Under SB 2795, a parole hearing date shall be set when a person is within 30 days of their parole eligibility date.
Belk said there is a misunderstanding that a parole eligibility date means automatic release or sentence reduction. He said he often gets emails from family members of incarcerated people asking why they haven’t been released.
Newly-parole eligible people have had hearings, Belk said, but some may not be ready for release because they have not had access to programs such as skills and job training to succeed outside of prison.
If someone is not ready for parole, he said the board will give them time, maybe a year, to be reconsidered.
“Now that they’re parole eligible, just because they missed their first parole eligibility date, doesn’t mean they’re going to miss their next one if they start taking advantage of (programs),” Belk said.
In an Aug. 17 interview with Supertalk Radio, MDOC Commissioner Burl Cain said he asked the parole board not to approve parole for gang members to protect public safety and to send a message that gang membership in prison won’t help.
“So that kind of makes the (prison) numbers spike up, but it’s public safety and that’s what we’re all about,” he said.
In response, Belk reiterated that the Parole Board has shifted from a numbers-driven perspective and takes time to make tough decisions about parole, including for those who are gang members.
While parole hearings have decreased, Belk said there has been a related wave of hearings to determine whether someone should have their parole revoked.

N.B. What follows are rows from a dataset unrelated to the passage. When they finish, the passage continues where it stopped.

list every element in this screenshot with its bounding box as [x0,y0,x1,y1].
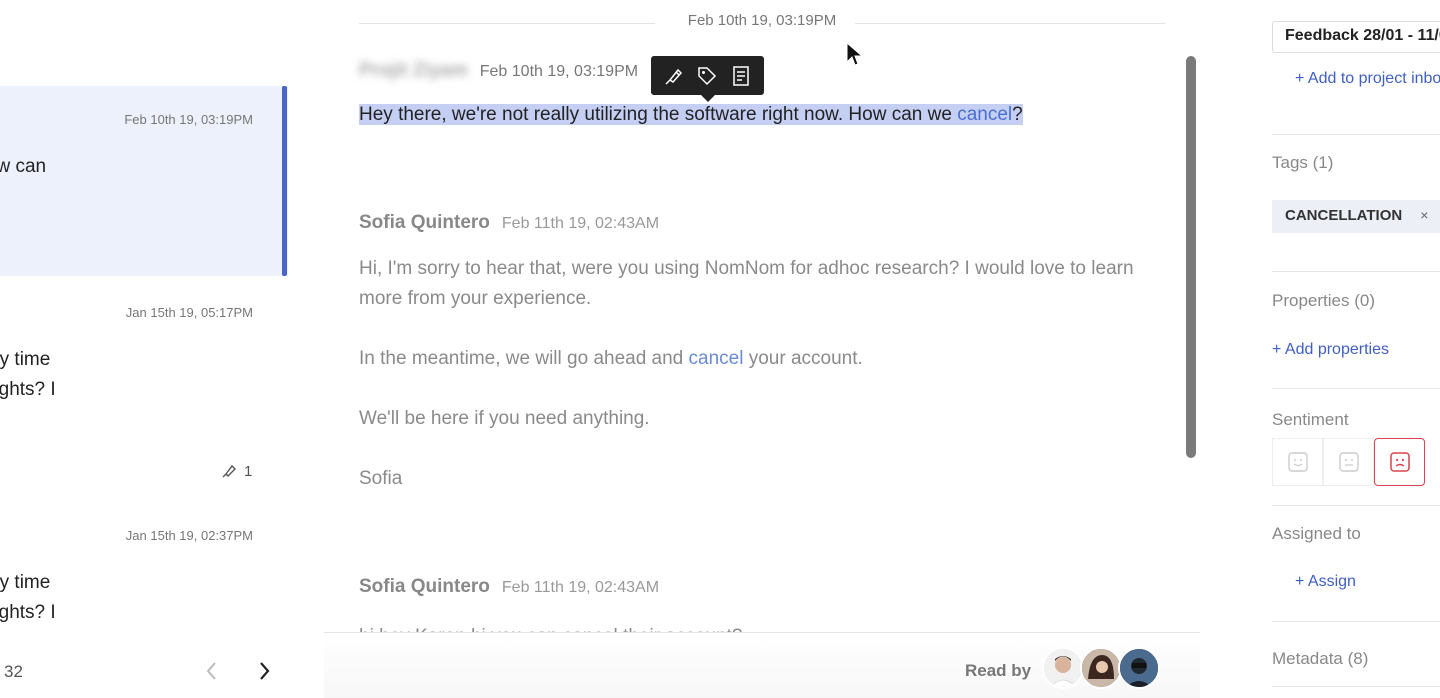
active-indicator [282,86,287,276]
conversation-item[interactable]: Jan 15th 19, 02:37PM hts so for example … [0,515,288,645]
highlight-button[interactable] [659,61,689,91]
conversation-preview: hts so for example any time hat gets add… [0,345,238,405]
highlight-count: 1 [220,462,252,480]
sentiment-neutral-button[interactable] [1323,438,1374,486]
person-icon [1120,649,1158,687]
tag-remove-icon[interactable]: × [1420,207,1428,226]
assign-link[interactable]: + Assign [1295,573,1356,591]
message-time: Feb 11th 19, 02:43AM [501,215,660,232]
conversation-item-active[interactable]: Feb 10th 19, 03:19PM oftware right now. … [0,86,288,276]
date-divider: Feb 10th 19, 03:19PM [359,10,1165,34]
avatar[interactable] [1080,647,1122,689]
conversation-time: Jan 15th 19, 05:17PM [125,305,253,320]
avatar[interactable] [1118,647,1160,689]
highlight-icon [665,68,682,85]
section-divider [1272,686,1440,687]
preview-line: oftware right now. How can [0,156,47,177]
highlight-icon [222,464,236,478]
tag-button[interactable] [692,61,722,91]
preview-line: hts so for example any time [0,572,51,593]
smile-face-icon [1287,452,1308,472]
keyword-highlight: cancel [957,104,1013,125]
section-divider [1272,505,1440,506]
sentiment-negative-button[interactable] [1374,438,1425,486]
avatar[interactable] [1042,647,1084,689]
previous-page-button[interactable] [200,658,224,684]
message-text: ? [1012,104,1023,125]
neutral-face-icon [1338,452,1359,472]
conversation-preview: oftware right now. How can [0,152,238,182]
chevron-right-icon [260,662,270,680]
message-time: Feb 11th 19, 02:43AM [501,579,660,596]
keyword-highlight: cancel [688,348,744,369]
conversation-time: Jan 15th 19, 02:37PM [125,528,253,543]
chevron-left-icon [206,662,216,680]
add-properties-link[interactable]: + Add properties [1272,341,1389,359]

A revocation may happen if a person commits a new crime or fails to report to a parole officer for a certain period of time.
Belk said the board will give the person a chance to clear up any issues to be able to continue on parole. Otherwise, the person will be returned to prison.
As the parole rate has fallen, the state is seeing its prison population increase. Mississippi is a world leader in incarceration. The prison population has grown and is higher than last year when parole eligibility expansion became law, according to MDOC records.
Judkins, of FWD.us, said less opportunities for parole and a growing prison population don’t just hurt people who are incarcerated. Those situations also don’t improve public safety and can cost taxpayers more.
“Unfortunately, the rapidly declining parole grant rate is not only blunting the impact of the new law but also denying meaningful opportunities for release to those who were parole eligible before the new law,” she said.